Beberapa kali seminggu sejak revolusi Ukraina 2014, pria berusia 33 tahun itu mengenakan rompi visibilitas tinggi dan menyeret tangga di sekitar kota, merobohkan rambu jalan Rusia yang berlebihan seperti “Jalan Moskow.”
“Inisiatif semacam ini harus datang dari masyarakat sendiri,” katanya kepada AFP sebelum pergi dengan seorang teman untuk membuka tiga plakat di Moscow Street.
Di Kiev, yang terkenal dengan jalannya yang panjang, tim terkadang menghabiskan sepanjang hari di jalanan kota yang “tidak dapat dipercaya”.
Balai Kota Kyiv baru-baru ini memilih untuk mengganti nama 142 jalan yang mengandung referensi ke Rusia. 345 jalan lainnya menunggu nasib yang sama.
Jalan yang sebelumnya dikenal sebagai “Moskow” sekarang menghormati pangeran Ostrozky, sebuah dinasti politisi Ukraina abad ke-16.
Di Universitas Shevchenko – yang dirusak oleh rudal Rusia baru-baru ini – manajemen menurunkan plakat untuk menghormati Bulgakov, yang belajar di sana seratus tahun yang lalu, Agustus lalu.

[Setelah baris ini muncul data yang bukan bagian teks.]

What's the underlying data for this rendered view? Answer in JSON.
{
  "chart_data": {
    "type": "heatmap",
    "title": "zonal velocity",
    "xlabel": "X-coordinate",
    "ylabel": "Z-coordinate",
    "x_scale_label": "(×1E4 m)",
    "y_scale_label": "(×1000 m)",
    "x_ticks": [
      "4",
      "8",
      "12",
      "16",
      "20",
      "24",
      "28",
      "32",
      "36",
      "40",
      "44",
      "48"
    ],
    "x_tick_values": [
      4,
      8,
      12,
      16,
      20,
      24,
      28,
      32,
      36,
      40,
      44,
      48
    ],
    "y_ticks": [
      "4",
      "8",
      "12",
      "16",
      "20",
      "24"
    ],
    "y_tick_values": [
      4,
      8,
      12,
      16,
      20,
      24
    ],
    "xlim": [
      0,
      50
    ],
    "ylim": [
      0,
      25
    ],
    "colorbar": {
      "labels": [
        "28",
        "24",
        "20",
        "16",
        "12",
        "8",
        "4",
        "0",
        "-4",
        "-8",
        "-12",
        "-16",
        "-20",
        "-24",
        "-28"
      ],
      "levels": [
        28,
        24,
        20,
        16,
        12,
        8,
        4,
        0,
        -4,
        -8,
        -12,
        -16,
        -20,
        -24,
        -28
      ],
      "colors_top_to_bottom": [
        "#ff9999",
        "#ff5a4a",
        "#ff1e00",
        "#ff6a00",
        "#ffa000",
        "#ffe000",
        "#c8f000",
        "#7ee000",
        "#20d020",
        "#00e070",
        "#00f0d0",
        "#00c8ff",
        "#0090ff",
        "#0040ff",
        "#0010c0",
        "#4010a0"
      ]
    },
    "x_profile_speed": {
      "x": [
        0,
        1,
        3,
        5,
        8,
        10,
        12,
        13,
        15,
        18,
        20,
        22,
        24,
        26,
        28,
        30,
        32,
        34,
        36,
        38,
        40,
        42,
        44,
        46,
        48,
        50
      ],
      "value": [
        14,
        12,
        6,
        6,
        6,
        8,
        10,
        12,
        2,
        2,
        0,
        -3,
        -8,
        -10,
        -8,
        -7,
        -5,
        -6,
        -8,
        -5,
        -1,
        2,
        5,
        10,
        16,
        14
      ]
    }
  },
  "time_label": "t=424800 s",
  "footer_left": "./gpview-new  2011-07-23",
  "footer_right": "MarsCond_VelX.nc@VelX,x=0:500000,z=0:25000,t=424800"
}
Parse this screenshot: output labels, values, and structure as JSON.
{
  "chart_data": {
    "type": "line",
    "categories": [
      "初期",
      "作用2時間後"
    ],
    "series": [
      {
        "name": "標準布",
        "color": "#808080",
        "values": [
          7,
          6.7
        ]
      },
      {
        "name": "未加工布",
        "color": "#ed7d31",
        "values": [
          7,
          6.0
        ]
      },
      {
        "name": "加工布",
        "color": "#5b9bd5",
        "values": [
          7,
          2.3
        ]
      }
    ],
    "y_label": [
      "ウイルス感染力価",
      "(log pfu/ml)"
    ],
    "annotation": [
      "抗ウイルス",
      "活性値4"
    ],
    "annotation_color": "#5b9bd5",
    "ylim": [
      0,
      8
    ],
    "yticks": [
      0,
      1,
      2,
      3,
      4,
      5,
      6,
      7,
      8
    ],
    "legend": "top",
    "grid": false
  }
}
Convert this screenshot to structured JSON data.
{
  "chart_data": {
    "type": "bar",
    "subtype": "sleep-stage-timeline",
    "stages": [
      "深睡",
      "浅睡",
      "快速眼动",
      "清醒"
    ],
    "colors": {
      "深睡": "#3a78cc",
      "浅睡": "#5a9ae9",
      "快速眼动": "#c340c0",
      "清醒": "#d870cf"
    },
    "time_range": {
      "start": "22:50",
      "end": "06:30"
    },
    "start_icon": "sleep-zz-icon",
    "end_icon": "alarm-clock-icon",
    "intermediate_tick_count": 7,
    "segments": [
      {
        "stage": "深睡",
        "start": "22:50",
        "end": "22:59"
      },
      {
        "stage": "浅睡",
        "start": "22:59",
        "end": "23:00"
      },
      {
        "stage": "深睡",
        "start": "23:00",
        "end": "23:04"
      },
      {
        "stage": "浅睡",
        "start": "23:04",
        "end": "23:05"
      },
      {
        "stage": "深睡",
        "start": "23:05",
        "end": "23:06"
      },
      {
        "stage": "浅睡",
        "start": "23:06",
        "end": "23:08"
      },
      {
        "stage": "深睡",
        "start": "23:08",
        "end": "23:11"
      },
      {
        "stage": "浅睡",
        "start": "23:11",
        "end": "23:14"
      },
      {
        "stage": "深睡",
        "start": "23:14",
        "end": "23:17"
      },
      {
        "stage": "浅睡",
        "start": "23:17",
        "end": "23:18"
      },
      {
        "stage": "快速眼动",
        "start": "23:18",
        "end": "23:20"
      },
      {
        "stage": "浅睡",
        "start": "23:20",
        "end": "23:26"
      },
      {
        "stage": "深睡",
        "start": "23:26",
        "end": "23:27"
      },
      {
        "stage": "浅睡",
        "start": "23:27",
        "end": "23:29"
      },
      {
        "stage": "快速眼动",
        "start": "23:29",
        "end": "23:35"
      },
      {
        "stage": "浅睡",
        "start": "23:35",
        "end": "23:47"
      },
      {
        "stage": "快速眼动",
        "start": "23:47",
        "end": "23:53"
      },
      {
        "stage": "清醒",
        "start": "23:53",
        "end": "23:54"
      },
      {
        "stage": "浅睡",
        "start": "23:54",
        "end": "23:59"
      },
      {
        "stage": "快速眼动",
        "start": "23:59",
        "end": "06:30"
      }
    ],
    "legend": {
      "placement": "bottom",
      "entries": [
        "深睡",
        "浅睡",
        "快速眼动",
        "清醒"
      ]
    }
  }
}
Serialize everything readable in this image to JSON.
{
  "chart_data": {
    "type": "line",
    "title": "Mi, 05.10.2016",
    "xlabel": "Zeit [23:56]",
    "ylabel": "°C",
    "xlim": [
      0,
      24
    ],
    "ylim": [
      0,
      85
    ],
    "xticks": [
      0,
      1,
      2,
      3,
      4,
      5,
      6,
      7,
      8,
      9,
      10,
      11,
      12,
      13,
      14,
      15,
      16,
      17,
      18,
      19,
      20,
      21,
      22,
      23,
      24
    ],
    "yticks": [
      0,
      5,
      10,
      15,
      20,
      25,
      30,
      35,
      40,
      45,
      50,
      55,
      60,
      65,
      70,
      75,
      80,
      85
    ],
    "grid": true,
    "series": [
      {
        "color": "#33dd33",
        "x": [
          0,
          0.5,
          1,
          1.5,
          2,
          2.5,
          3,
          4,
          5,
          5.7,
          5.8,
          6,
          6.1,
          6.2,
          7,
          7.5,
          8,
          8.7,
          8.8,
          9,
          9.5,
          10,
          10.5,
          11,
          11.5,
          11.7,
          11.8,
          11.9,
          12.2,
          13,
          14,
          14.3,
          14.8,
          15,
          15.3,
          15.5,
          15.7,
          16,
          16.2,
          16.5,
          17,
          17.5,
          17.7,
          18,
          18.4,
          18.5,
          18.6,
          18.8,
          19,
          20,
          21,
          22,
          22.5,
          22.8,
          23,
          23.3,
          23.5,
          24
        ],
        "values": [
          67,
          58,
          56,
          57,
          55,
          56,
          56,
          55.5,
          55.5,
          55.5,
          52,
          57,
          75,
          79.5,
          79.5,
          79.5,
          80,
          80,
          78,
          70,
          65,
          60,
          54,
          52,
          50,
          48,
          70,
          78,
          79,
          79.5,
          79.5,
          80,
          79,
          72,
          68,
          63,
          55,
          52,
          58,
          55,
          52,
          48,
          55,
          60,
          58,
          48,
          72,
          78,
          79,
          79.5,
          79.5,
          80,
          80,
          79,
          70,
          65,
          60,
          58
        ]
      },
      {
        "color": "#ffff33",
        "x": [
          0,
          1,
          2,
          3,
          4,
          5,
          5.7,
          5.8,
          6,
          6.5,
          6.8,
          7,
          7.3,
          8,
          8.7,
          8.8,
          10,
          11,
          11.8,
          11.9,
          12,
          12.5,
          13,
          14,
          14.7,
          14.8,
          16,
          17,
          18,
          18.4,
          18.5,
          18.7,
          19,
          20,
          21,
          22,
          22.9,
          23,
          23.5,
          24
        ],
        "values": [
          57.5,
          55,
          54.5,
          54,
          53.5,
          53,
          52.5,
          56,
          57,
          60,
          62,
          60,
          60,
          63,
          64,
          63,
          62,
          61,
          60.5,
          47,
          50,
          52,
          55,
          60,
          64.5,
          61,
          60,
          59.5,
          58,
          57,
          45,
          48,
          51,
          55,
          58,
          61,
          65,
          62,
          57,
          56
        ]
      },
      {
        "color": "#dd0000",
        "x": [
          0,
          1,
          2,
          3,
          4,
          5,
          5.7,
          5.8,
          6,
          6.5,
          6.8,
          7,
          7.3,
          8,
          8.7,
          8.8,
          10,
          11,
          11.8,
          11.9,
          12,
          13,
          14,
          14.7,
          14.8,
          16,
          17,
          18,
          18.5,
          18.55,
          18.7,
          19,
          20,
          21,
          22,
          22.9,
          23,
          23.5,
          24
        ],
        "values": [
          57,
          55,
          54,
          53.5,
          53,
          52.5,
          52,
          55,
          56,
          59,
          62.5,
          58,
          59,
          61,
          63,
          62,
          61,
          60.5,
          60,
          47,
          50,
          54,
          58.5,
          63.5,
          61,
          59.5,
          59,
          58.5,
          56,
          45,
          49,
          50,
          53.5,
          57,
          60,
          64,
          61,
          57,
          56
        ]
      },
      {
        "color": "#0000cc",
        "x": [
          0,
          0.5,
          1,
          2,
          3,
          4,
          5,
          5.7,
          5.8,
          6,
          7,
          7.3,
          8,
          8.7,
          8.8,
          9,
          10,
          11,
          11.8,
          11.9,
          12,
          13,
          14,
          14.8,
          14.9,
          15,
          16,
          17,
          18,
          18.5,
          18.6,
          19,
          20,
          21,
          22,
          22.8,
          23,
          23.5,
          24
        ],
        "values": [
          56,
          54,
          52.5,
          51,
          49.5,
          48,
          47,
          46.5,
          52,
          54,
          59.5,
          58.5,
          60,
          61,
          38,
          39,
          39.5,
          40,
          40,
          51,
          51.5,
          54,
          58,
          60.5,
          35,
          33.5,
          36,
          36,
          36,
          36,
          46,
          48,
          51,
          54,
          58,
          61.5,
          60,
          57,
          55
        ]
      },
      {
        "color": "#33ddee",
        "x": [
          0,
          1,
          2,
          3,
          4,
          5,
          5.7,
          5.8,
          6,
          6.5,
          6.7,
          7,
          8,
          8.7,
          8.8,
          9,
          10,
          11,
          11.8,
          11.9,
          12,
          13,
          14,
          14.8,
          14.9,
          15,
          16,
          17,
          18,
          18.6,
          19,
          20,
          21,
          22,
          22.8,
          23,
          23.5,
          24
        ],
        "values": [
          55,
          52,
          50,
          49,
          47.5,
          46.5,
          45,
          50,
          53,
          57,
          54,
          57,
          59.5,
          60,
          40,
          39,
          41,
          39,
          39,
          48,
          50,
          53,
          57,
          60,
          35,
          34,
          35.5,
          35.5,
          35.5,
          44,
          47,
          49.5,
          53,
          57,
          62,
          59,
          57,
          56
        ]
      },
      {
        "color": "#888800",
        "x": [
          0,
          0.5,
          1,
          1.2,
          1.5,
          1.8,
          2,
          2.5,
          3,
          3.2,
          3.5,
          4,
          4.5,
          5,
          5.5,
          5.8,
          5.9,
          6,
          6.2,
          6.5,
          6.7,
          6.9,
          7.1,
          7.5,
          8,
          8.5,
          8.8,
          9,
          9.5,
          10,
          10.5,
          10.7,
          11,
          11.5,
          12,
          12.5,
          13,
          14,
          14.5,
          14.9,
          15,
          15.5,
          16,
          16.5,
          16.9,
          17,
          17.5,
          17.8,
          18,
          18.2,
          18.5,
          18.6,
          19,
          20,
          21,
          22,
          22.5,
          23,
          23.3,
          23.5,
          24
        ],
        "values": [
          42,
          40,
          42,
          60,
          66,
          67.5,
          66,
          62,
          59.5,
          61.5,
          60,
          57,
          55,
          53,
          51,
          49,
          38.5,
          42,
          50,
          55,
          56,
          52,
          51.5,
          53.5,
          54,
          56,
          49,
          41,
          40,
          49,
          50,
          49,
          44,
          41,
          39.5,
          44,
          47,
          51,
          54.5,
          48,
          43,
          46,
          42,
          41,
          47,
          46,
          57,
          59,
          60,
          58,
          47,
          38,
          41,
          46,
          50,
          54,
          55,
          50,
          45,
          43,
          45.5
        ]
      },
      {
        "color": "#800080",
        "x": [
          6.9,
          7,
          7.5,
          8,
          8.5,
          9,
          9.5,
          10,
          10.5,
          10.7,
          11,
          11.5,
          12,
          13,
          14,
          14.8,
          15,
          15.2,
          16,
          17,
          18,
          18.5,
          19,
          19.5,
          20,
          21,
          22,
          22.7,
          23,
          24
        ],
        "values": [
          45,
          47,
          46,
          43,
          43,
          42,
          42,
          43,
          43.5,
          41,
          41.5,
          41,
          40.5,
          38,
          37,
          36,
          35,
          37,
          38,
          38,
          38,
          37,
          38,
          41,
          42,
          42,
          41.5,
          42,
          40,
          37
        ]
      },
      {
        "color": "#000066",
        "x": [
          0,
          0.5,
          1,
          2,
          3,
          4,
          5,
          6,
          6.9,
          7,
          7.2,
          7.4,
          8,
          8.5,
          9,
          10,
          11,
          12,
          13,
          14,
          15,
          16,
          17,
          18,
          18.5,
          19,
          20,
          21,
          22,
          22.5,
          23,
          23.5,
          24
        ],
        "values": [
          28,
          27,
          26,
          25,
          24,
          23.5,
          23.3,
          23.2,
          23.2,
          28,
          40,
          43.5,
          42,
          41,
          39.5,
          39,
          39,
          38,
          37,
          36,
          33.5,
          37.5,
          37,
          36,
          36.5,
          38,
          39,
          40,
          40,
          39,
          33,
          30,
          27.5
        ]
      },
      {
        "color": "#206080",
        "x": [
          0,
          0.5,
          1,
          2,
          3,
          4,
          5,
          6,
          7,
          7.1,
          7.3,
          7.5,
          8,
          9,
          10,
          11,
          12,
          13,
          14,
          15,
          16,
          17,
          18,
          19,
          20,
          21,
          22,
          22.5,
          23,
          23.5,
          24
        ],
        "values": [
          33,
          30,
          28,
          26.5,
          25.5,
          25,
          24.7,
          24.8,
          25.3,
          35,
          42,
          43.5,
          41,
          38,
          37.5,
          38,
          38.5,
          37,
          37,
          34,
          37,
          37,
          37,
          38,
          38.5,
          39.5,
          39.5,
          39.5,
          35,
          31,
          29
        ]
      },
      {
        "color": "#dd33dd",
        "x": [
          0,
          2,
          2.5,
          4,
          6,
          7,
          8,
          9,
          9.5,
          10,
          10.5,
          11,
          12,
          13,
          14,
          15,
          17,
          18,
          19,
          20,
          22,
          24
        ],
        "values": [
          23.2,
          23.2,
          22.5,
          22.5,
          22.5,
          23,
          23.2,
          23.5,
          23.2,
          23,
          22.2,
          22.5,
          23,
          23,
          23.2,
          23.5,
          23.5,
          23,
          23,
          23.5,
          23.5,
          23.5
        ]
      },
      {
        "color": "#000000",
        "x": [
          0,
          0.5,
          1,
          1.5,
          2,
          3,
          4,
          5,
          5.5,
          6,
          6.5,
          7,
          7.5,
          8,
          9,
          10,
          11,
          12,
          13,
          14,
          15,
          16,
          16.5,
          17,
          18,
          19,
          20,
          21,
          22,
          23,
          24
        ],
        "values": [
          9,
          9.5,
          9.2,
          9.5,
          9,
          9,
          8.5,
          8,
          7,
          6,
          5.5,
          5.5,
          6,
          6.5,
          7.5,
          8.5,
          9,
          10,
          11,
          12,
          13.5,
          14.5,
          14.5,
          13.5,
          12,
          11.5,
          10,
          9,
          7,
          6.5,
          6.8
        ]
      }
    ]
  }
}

Oleksandr Bondarenko, yang mengepalai departemen studi Slavia, mengatakan tindakan itu “dapat dimengerti” karena plakat tersebut dapat menyinggung perasaan orang yang lewat yang kehilangan orang yang dicintai dalam perang.
Kurikulum sekolah Ukraina tidak lagi memasukkan kursus bahasa Rusia, atau karya penulis Rusia. Sebaliknya, kursus baru tentang perang dengan Rusia ditambahkan.
Sejarah Uni Soviet kini juga dihadirkan melalui prisma imperialisme.
Fakultas Bondarenko tidak menerima mahasiswa baru Rusia tahun ini karena program sastra dan bahasa saat ini sedang disesuaikan.
“Kursus perang informasi sekarang menjadi inti dari kurikulum,” kata Bondarenko.
“Dalam perang hibrida, seperti ini, Anda harus mempelajari bahasa musuh untuk mengenalnya dengan baik. Penerjemah yang berkualitas akan sangat dibutuhkan di pengadilan kejahatan perang.”